Тодоровский не успел поставить картину. Его вдова Мира Тодоровская, режиссер и продюсер, понимала, что закончить эту работу - ее человеческий долг. Государство не спешило прийти на помощь: "военно-экспертный совет" решил, что лучше знает войну, чем фронтовик Тодоровский. Спонсоров не было, но вдова продала квартиру, прибегла к методу "краудфандинга", привлекла партнеров из-за рубежа - все сделала, чтобы закончить фильм. И он был снят, только не в России, а в Польше. С успехом прошел на фестивале "Окно в Европу" в Выборге, на днях его увидят в Нью-Йорке. Увидит ли последнюю работу своего легендарного мастера, фронтовика и оптимиста его Россия - все еще неизвестно.

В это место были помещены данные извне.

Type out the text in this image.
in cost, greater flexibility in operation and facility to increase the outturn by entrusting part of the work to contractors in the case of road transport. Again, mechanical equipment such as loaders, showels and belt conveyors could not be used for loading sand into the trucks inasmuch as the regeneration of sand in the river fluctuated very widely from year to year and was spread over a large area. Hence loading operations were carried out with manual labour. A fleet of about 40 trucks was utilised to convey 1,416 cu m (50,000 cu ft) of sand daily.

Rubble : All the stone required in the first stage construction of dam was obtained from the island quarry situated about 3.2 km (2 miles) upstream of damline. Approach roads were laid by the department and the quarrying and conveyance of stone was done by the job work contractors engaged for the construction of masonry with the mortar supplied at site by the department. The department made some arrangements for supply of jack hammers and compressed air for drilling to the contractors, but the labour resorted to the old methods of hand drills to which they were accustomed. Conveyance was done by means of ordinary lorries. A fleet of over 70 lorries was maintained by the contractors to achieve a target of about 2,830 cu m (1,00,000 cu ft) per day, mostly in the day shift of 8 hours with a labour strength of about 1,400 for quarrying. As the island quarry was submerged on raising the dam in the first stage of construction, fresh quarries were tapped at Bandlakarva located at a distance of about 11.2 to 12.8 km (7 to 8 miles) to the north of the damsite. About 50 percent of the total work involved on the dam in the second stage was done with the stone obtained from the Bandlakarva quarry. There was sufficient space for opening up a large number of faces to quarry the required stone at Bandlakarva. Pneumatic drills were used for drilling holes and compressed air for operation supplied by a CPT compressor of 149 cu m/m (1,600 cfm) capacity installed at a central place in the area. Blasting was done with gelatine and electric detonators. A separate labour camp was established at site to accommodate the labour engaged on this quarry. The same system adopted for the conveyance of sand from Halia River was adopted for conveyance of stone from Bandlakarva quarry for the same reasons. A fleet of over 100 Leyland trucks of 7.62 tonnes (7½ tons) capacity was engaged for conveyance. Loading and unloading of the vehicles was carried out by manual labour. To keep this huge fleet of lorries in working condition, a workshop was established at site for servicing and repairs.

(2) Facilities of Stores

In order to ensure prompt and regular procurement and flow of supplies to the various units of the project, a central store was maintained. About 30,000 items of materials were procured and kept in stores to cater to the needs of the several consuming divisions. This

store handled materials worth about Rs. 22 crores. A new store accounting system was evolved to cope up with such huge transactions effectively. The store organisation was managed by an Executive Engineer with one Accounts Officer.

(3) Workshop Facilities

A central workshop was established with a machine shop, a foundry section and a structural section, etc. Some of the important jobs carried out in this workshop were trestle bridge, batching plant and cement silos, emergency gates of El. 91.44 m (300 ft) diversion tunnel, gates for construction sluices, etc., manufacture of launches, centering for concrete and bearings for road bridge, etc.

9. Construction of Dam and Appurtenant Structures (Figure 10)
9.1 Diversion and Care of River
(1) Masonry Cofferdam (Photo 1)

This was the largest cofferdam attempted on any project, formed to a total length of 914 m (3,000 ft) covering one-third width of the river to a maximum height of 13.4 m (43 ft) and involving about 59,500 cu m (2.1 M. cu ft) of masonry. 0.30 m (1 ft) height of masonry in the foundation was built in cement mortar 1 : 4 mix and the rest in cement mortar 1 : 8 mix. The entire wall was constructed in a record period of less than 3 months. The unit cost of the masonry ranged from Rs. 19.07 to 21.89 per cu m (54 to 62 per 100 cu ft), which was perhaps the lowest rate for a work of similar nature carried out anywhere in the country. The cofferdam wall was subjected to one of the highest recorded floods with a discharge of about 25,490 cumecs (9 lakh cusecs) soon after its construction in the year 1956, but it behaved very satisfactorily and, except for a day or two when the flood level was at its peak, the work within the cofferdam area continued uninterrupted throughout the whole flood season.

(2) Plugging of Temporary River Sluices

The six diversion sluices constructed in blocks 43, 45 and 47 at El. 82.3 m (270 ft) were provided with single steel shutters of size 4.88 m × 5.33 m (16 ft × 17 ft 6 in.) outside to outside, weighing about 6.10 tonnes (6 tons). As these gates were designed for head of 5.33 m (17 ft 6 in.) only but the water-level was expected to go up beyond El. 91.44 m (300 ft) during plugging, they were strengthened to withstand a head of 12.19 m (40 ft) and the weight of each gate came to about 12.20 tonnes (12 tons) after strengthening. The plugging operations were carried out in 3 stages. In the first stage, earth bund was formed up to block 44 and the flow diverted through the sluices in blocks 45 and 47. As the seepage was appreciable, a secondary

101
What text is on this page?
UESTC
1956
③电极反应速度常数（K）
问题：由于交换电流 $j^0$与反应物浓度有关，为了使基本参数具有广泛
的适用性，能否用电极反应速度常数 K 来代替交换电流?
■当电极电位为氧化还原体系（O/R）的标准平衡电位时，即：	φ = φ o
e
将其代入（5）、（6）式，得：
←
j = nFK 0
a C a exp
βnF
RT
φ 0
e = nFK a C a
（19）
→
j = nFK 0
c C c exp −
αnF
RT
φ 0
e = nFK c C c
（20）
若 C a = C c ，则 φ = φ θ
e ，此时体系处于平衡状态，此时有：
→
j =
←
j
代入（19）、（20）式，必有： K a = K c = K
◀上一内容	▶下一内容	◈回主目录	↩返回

В канун одного из юбилеев я спросил его, что обычно готовит для праздничного ужина его супруга Мира Григорьевна?
- Баклажаны по-одесски, - мечтательно сказал Петр Ефимович. - Синенькие, как у нас там говорят. В Одессе еще говорят, когда покупают кур: "Почем ваши синенькие?"… А еще я люблю гречневую кашу с брынзой. Ее у нас иногда подают к столу. И немного рыбы.
Он всегда умел найти у тучки светлую изнанку.